1 files changed, 21 insertions, 23 deletions
diff --git a/Documentation/sysctl/vm.txt b/Documentation/sysctl/vm.txt
index 96f0ee825be..078701fdbd4 100644
--- a/Documentation/sysctl/vm.txt
+++ b/Documentation/sysctl/vm.txt
@@ -42,7 +42,6 @@ Currently, these files are in /proc/sys/vm:
 - mmap_min_addr
 - nr_hugepages
 - nr_overcommit_hugepages
-- nr_pdflush_threads
 - nr_trim_pages         (only if CONFIG_MMU=n)
 - numa_zonelist_order
 - oom_dump_tasks
@@ -77,8 +76,8 @@ huge pages although processes will also directly compact memory as required.
 
 dirty_background_bytes
 
-Contains the amount of dirty memory at which the pdflush background writeback
-daemon will start writeback.
+Contains the amount of dirty memory at which the background kernel
+flusher threads will start writeback.
 
 Note: dirty_background_bytes is the counterpart of dirty_background_ratio. Only
 one of them may be specified at a time. When one sysctl is written it is
@@ -90,7 +89,7 @@ other appears as 0 when read.
 dirty_background_ratio
 
 Contains, as a percentage of total system memory, the number of pages at which
-the pdflush background writeback daemon will start writing out dirty data.
+the background kernel flusher threads will start writing out dirty data.
 
 ==============================================================
 
@@ -113,9 +112,9 @@ retained.
 dirty_expire_centisecs
 
 This tunable is used to define when dirty data is old enough to be eligible
-for writeout by the pdflush daemons.  It is expressed in 100'ths of a second.

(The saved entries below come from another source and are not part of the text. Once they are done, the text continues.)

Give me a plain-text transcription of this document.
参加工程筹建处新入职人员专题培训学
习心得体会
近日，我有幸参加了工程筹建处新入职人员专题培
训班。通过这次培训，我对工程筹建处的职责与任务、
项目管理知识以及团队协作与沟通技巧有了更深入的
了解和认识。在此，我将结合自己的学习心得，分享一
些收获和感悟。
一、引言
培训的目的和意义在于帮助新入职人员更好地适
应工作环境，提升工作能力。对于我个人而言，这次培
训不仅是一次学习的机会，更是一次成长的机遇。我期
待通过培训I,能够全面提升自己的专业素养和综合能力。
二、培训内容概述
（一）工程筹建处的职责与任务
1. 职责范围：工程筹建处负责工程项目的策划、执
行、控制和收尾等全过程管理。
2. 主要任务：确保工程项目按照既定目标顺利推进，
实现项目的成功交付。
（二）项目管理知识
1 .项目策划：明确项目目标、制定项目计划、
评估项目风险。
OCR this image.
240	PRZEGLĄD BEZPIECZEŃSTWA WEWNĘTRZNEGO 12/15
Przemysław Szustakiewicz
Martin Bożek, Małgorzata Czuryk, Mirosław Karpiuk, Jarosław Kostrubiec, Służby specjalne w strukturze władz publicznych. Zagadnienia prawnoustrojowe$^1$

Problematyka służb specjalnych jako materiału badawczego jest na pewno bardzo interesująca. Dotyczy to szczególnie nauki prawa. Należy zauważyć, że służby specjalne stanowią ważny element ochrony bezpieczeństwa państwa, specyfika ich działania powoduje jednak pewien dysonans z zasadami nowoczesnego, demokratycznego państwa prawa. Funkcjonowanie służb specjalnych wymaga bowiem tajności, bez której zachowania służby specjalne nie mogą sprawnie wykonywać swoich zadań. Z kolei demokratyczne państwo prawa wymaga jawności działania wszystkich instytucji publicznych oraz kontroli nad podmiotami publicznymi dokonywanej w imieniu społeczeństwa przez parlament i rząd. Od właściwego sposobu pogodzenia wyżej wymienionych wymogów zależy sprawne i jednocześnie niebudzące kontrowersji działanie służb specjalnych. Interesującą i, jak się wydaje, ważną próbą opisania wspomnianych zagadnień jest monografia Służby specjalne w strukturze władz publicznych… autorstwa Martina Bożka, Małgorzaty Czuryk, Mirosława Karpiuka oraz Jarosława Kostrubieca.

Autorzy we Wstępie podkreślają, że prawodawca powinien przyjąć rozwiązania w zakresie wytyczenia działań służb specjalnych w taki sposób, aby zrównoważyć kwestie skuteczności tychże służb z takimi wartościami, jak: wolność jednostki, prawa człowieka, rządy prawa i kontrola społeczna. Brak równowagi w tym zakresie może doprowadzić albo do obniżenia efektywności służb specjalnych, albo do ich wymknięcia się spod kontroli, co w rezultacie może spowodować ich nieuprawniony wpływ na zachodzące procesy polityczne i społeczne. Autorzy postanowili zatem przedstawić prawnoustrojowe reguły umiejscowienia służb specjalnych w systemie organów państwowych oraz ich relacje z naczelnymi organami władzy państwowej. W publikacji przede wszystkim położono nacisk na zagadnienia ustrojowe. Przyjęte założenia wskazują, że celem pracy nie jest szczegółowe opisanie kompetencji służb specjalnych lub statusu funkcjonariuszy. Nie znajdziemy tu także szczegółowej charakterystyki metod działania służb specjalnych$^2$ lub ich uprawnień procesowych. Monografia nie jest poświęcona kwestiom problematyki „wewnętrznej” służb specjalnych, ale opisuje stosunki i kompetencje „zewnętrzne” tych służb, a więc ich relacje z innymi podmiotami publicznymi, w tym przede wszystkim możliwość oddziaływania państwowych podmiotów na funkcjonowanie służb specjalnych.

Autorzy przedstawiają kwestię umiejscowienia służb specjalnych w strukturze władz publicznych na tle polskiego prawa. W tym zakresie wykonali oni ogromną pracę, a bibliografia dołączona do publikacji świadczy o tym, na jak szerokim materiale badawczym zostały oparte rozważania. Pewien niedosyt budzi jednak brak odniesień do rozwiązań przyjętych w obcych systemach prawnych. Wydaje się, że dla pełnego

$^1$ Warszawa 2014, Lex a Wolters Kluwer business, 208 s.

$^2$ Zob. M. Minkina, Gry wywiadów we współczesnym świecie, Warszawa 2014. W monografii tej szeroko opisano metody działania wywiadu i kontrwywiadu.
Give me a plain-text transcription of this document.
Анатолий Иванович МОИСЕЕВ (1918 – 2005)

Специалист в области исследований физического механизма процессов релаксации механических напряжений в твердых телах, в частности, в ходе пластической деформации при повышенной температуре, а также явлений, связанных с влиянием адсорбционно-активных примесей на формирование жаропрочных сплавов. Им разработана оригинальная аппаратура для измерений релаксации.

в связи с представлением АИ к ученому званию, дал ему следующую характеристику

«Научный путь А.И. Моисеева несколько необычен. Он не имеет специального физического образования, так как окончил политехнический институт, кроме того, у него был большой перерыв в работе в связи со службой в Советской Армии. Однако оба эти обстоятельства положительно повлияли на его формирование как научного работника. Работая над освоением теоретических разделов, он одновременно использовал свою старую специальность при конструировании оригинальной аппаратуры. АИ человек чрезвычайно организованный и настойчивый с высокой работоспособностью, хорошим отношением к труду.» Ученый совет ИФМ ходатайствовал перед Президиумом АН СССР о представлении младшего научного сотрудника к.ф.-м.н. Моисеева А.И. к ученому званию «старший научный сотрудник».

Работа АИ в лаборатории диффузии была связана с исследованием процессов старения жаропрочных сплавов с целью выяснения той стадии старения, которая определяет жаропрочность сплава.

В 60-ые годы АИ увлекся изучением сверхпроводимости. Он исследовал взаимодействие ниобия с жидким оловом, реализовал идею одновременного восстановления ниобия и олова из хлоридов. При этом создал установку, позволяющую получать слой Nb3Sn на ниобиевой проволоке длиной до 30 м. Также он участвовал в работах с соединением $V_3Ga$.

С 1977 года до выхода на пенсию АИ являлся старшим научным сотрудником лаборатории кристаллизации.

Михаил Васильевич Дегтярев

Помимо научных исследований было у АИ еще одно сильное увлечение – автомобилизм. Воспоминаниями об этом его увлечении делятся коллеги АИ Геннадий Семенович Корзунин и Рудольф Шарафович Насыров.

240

-Data which has been dirty in-memory for longer than this interval will be
-written out next time a pdflush daemon wakes up.
+for writeout by the kernel flusher threads.  It is expressed in 100'ths
+of a second.  Data which has been dirty in-memory for longer than this
+interval will be written out next time a flusher thread wakes up.
 
 ==============================================================
 
@@ -129,7 +128,7 @@ data.
 
 dirty_writeback_centisecs
 
-The pdflush writeback daemons will periodically wake up and write `old' data
+The kernel flusher threads will periodically wake up and write `old' data
 out to disk.  This tunable expresses the interval between those wakeups, in
 100'ths of a second.
 
@@ -426,16 +425,6 @@ See Documentation/vm/hugetlbpage.txt
 
 ==============================================================
 
-nr_pdflush_threads
-
-The current number of pdflush threads.  This value is read-only.
-The value changes according to the number of dirty pages in the system.
-
-When necessary, additional pdflush threads are created, one per second, up to
-nr_pdflush_threads_max.
-
-==============================================================
-
 nr_trim_pages
 
 This is available only on NOMMU kernels.
@@ -502,9 +491,10 @@ oom_dump_tasks
 
 Enables a system-wide task dump (excluding kernel threads) to be
 produced when the kernel performs an OOM-killing and includes such
-information as pid, uid, tgid, vm size, rss, cpu, oom_adj score, and
-name.  This is helpful to determine why the OOM killer was invoked
-and to identify the rogue task that caused it.
+information as pid, uid, tgid, vm size, rss, nr_ptes, swapents,
+oom_score_adj score, and name.  This is helpful to determine why the
+OOM killer was invoked, to identify the rogue task that caused it,
+and to determine why the OOM killer chose the task it did to kill.
 
 If this is set to zero, this information is suppressed.  On very
 large systems with thousands of tasks it may not be feasible to dump
@@ -574,16 +564,24 @@ of physical RAM.  See above.
 
 page-cluster
 
-page-cluster controls the number of pages which are written to swap in
-a single attempt.  The swap I/O size.
+page-cluster controls the number of pages up to which consecutive pages
+are read in from swap in a single attempt. This is the swap counterpart
+to page cache readahead.
+The mentioned consecutivity is not in terms of virtual/physical addresses,
+but consecutive on swap space - that means they were swapped out together.
 
 It is a logarithmic value - setting it to zero means "1 page", setting
 it to 1 means "2 pages", setting it to 2 means "4 pages", etc.
+Zero disables swap readahead completely.
 
 The default value is three (eight pages at a time).  There may be some
 small benefits in tuning this to a different value if your workload is
 swap-intensive.
 
+Lower values mean lower latencies for initial faults, but at the same time
+extra faults and I/O delays for following faults if they would have been part of
+that consecutive pages readahead would have brought in.
+
 =============================================================
 
 panic_on_oom